Indrajaya, 2007
“MAK, Adin mau ke Bandung.” Suara Kak Adin mengagetkan ibu dan aku yang sedang membereskan sisa barang-barang di warung. “Adin mau kerja di sana. Di pabrik rajut.”
Ibu menghentikan kegiatannya dan duduk di jojodog.[1] “Bukannya mau meneruskan sekolah?” tanyanya tanpa ekspresi menghakimi. “Nggak sampai dua tahun, kamu sudah lulus loh. Kan sayang kalau harus ditinggal begitu saja. Apa yang membuatmu mau berhenti?”
Kak Adin hanya diam mendapat pertanyaan begitu. Seminggu setelah kepulangannya dari Aceh, memang kakakku satu-satunya itu banyak diam. Hampir tidak ada cerita baru yang disampaikan, selain tentang mama yang sedang sakit. Kupikir dia akan masuk sekolah lagi meskipun sudah jauh tertinggal. Padahal ketika masih di Aceh, setiap kali dia telepon atau kirim sms selalu bertanya kapan masuk sekolah. Bagaimana teman-temannya.

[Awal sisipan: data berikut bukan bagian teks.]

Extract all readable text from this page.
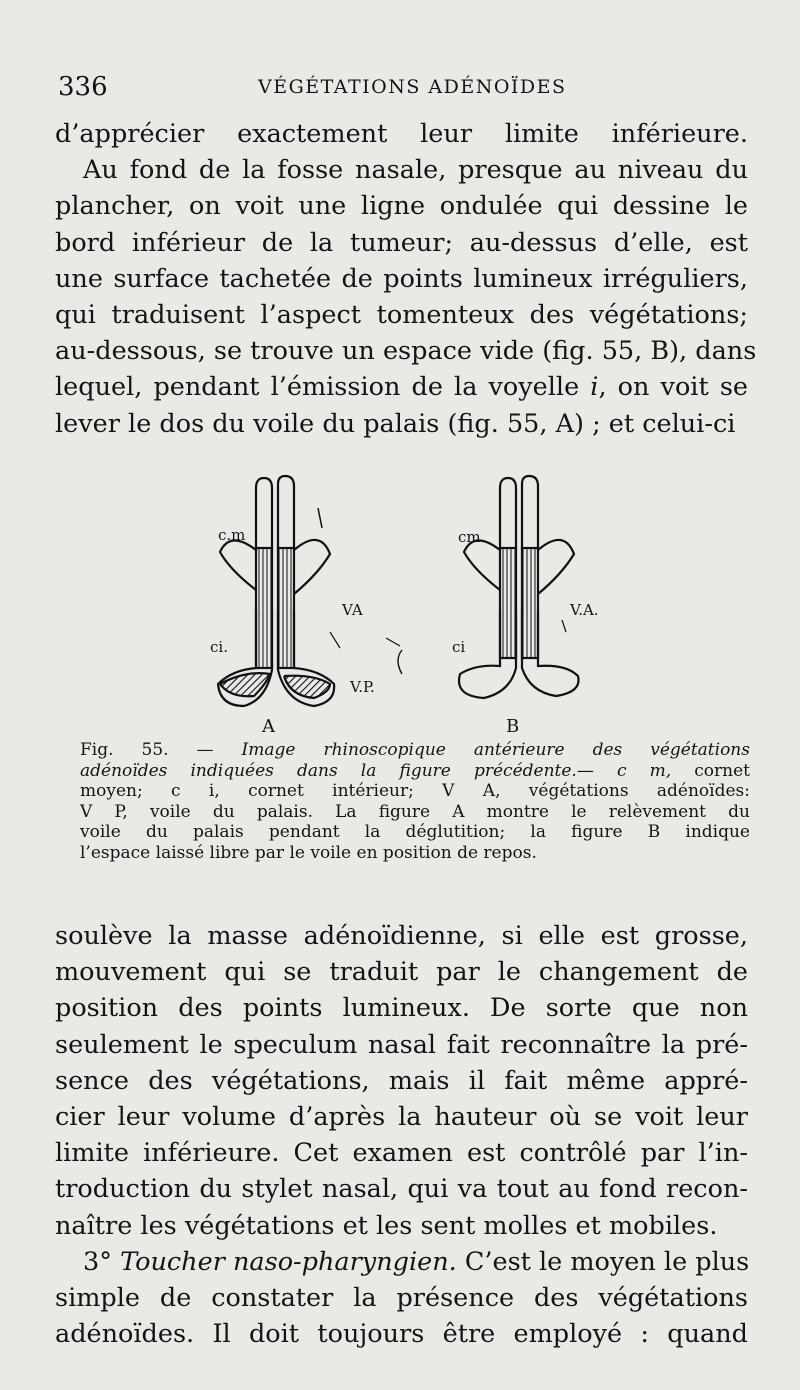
336	VÉGÉTATIONS ADÉNOÏDES
d’apprécier exactement leur limite inférieure.
Au fond de la fosse nasale, presque au niveau du
plancher, on voit une ligne ondulée qui dessine le
bord inférieur de la tumeur; au-dessus d’elle, est
une surface tachetée de points lumineux irréguliers,
qui traduisent l’aspect tomenteux des végétations;
au-dessous, se trouve un espace vide (fig. 55, B), dans
lequel, pendant l’émission de la voyelle i, on voit se
lever le dos du voile du palais (fig. 55, A) ; et celui-ci
c.m
ci.
VA
V.P.
A
cm
ci
V.A.
B
Fig. 55. — Image rhinoscopique antérieure des végétations
adénoïdes indiquées dans la figure précédente.— c m, cornet
moyen; c i, cornet intérieur; V A, végétations adénoïdes:
V P, voile du palais. La figure A montre le relèvement du
voile du palais pendant la déglutition; la figure B indique
l’espace laissé libre par le voile en position de repos.
soulève la masse adénoïdienne, si elle est grosse,
mouvement qui se traduit par le changement de
position des points lumineux. De sorte que non
seulement le speculum nasal fait reconnaître la pré-
sence des végétations, mais il fait même appré-
cier leur volume d’après la hauteur où se voit leur
limite inférieure. Cet examen est contrôlé par l’in-
troduction du stylet nasal, qui va tout au fond recon-
naître les végétations et les sent molles et mobiles.
3° Toucher naso-pharyngien. C’est le moyen le plus
simple de constater la présence des végétations
adénoïdes. Il doit toujours être employé : quand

Dia juga sering bilang bahwa dia rindu suasana sekolah. Namun mengapa sekarang justru dia ingin berhenti sekolah? Terkesan dadakan pula.
“Ada masalah apa?” tanya ibu lagi. “Mau cerita sama Emak?”
“Warung Emak mau ditutup?” Kak Adin justru balik bertanya.
“Rencana begitu,” kata ibu. “Tapi masih dipikir-pikir juga. Kalian tahu, pendapatan dari warung ini tidak seberapa. Selain itu, Emak jarang belanja barang-barang baru karena modalnya sering kurang. Meskipun begitu, Emak akan berusaha mendapatkan uang untuk sekolah kalian. Jangan khawatir, selagi kita mau berusaha, pasti Gusti Allah akan memberi jalan.”
“Iya, Mak.” Ketika mengucapkan itu, kedua mata Kak Adin berkaca, membuat mataku mendadak memanas. “Adin sebanarnya nggak mau menyusahkan Emak. Nggak papa berhenti sekolah. Adin mau cari kerja biar bisa bantu Emak dan Mama. Biar Tika bisa sekolah.”
Mendengar perkataan remaja 19 tahun itu, seketika ada sesuatu yang berpilin di dada. Terlebih ketika menyaksikan ibu ikut-ikutan terisak, aku tak kuasa membendung air mata yang sejak tadi memberat. Kusaksikan, dalam hitungan detik tangan tua yang lincah itu merengkuh cucu lelakinya. Membenamkan wajah pemuda belia yang ringkih itu ke dada. Cucu dan nenek itu berpelukan agak lama. Haru. Pilu. Semua berpadu menciptakan emosi yang terlalu.
“Maaf, Emak menangis bukan karena sedih,” ujar ibu di antara isaknya yang satu-satu. “Emak terharu dan bahagia memiliki kalian. Ternyata cucu Emak sudah besar.”